2. 3. The plasmid vector is cleaved by same restriction enzymes that were used to excise the insulin gene. –The reason that the same enzymes are used on both is because they make identical sticky ends so gene will fit and bind into plasmid. Imagine that you are cutting a strip of paper with patterned scissors. If you were to cut one strip with one pattern and another strip with a different pair of patterned scissors, the two strips of paper would not match up with each other. Restriction enzymes are essentially doing the same thing. –The cut plasmid and the insulin gene are placed into a test tube with each other and enzyme, ligase, is added. The ligase is like a needle and thread. It is responsible for binding the plasmid and gene sticky ends together.

3. 4. When the gene has been successfully inserted into the plasmid vector, the vector is then transformed into the target cell. –Target cells are made competent, chemically or electrically, by removing the cell wall. –Competent cells (with the cell wall removed) are called protoplasts. –The vector is then added to a test tube full of competent cells. –The competent cells can then take up or accept the extracellular DNA. –Next, the cells are grown in nutrient broth to promote healing and growth for a short time before they are streaked on a plate for colony separation. Notice that on the plasmid map in Fig. 10.8, there were a couple of antibiotic resistance genes. These genes are called reporter genes. –Reporter genes help researchers know if the vector made it into the cell quickly without having to isolate the plasmid.

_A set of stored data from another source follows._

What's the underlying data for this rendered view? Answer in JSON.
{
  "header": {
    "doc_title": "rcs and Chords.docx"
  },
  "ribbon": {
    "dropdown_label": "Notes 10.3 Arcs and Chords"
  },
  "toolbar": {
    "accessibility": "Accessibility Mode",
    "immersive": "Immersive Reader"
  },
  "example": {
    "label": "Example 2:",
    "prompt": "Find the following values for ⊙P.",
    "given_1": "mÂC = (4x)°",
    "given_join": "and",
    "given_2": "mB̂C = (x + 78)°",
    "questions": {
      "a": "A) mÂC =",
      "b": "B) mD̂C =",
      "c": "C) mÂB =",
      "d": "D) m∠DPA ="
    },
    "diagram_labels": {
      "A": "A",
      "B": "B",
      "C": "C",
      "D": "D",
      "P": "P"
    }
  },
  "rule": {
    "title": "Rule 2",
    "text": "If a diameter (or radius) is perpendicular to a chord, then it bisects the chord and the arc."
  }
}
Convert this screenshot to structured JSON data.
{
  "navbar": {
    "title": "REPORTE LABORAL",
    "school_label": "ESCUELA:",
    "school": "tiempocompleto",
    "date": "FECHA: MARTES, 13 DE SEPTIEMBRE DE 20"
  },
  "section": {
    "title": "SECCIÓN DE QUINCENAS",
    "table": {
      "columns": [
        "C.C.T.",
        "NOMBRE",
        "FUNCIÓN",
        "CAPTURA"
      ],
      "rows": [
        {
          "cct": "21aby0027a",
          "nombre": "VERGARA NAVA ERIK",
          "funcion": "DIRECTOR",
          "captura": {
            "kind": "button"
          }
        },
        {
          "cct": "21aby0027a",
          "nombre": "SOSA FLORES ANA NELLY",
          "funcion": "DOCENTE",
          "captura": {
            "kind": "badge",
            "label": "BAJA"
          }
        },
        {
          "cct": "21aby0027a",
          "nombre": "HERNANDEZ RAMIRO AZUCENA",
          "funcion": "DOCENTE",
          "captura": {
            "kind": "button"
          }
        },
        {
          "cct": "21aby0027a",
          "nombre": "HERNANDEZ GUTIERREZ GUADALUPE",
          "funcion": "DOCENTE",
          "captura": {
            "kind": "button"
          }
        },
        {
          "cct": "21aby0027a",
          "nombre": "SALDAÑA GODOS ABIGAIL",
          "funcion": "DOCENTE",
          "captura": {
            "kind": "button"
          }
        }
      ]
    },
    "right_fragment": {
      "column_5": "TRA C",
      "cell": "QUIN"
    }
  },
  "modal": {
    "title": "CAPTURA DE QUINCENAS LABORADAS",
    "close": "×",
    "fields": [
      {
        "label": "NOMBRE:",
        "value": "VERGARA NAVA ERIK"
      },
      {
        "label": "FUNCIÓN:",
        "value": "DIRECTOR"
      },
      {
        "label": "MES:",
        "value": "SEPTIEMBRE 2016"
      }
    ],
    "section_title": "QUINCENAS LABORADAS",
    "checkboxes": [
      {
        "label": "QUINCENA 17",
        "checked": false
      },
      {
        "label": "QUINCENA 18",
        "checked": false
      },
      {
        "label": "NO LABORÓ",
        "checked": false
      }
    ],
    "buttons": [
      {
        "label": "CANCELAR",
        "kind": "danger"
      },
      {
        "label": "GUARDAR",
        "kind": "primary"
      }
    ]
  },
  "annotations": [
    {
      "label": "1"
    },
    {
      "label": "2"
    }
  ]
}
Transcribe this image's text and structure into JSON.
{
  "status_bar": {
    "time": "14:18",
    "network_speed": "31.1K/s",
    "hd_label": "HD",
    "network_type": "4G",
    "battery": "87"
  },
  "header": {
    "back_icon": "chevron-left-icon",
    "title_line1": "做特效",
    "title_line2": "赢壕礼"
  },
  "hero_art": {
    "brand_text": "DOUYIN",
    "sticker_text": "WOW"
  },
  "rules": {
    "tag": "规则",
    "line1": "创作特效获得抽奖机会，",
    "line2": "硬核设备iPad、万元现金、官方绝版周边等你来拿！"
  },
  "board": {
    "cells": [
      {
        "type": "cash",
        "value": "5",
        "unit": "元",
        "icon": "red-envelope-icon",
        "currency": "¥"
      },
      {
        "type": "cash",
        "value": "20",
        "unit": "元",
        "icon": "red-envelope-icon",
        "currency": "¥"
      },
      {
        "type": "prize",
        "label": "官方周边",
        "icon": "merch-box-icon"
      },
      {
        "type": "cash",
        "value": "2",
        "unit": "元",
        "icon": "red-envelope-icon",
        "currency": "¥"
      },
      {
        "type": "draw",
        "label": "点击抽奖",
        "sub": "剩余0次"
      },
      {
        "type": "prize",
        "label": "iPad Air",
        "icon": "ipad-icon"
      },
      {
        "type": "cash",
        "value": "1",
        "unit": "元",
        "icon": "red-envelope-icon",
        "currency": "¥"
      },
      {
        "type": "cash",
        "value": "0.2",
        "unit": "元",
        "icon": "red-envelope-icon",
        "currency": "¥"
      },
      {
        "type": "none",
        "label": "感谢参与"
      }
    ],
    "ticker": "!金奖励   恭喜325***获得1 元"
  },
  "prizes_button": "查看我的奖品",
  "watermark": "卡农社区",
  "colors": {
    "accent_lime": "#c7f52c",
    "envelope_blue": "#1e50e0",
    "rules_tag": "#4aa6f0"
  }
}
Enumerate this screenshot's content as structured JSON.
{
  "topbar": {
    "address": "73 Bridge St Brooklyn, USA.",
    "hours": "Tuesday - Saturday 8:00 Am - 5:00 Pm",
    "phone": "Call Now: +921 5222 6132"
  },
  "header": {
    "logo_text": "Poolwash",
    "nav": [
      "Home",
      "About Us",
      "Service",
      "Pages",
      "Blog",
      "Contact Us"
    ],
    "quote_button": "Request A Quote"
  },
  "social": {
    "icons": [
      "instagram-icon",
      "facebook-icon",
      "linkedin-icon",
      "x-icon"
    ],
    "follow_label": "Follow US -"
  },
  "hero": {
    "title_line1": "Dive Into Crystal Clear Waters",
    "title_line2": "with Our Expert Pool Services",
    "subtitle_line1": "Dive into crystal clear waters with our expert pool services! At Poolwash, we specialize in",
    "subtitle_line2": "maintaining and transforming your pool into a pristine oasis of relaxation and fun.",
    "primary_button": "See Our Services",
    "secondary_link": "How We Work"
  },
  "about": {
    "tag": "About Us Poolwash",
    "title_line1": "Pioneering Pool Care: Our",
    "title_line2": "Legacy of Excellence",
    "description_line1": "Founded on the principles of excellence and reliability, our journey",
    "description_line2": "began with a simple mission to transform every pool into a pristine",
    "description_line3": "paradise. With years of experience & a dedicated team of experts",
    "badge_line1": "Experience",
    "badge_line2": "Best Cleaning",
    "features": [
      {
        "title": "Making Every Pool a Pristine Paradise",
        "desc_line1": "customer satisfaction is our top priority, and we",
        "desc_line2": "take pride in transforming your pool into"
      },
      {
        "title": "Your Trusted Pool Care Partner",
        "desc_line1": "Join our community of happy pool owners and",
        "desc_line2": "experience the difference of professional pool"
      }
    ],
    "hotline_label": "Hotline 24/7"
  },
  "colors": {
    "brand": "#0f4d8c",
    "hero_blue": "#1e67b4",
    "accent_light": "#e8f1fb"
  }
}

4. On the plasmid map one the genes is for ampicillin resistance. So when the nutrient plates are made for colony isolation of the genetically engineered cells, some ampicillin is added to the media. The ampicillin will kill any cell that does not contain the plasmid for ampicillin resistance. –The ampicillin gene is the reporter gene because when a cell survives and a colony is grown, we know that the plasmid we inserted is present in the cell because it is alive. –Any other cells that don’t have the plasmid die because of the ampicillin.

5. Once a colony is identified with the engineered plasmid, it is then grown in large quantities. Then the protein product, in our case insulin, is harvested.

6. Uses of genetically modified organisms Microorganisms are used for making proteins and enzymes and hormones because they grow quickly and are easily manipulated. –Not only that, but no one complains if thousands of bacteria are killed for the sake of research or genetic engineering. In addition to the proteins they make, sometimes the genetically modified organisms themselves are used. –Ie. Bioremediation is the use of organisms that can break down toxic chemicals. This is a great way to clean up toxic spills. –In addition, new microbes are engineered for pest control for crops.

7. However, here is something to think about. –What happens when we introduce a new microbe into the environment that never existed before? –How will its presence change the balance of the ecosystem? –Could we inadvertently create an organism that might cause more harm to the environment? –On the other hand, so much good has and can be done, should those endeavors stop simply because we don’t know what the long term effects (good or bad) will be?

8. Subunit vaccines are another example of the importance of genetic engineering. –The gene that causes disease for a particular bacterial organism is placed in the vaccine. –Advantage: no chance of becoming infected with the disease because there is no organism present in the vaccine. –Disadvantage: time consuming, expensive, and DNA is quickly degraded in the body.

9. The homework for biotechnology is now on the web. It will be due Friday, Oct. 13, 2006 by midnight.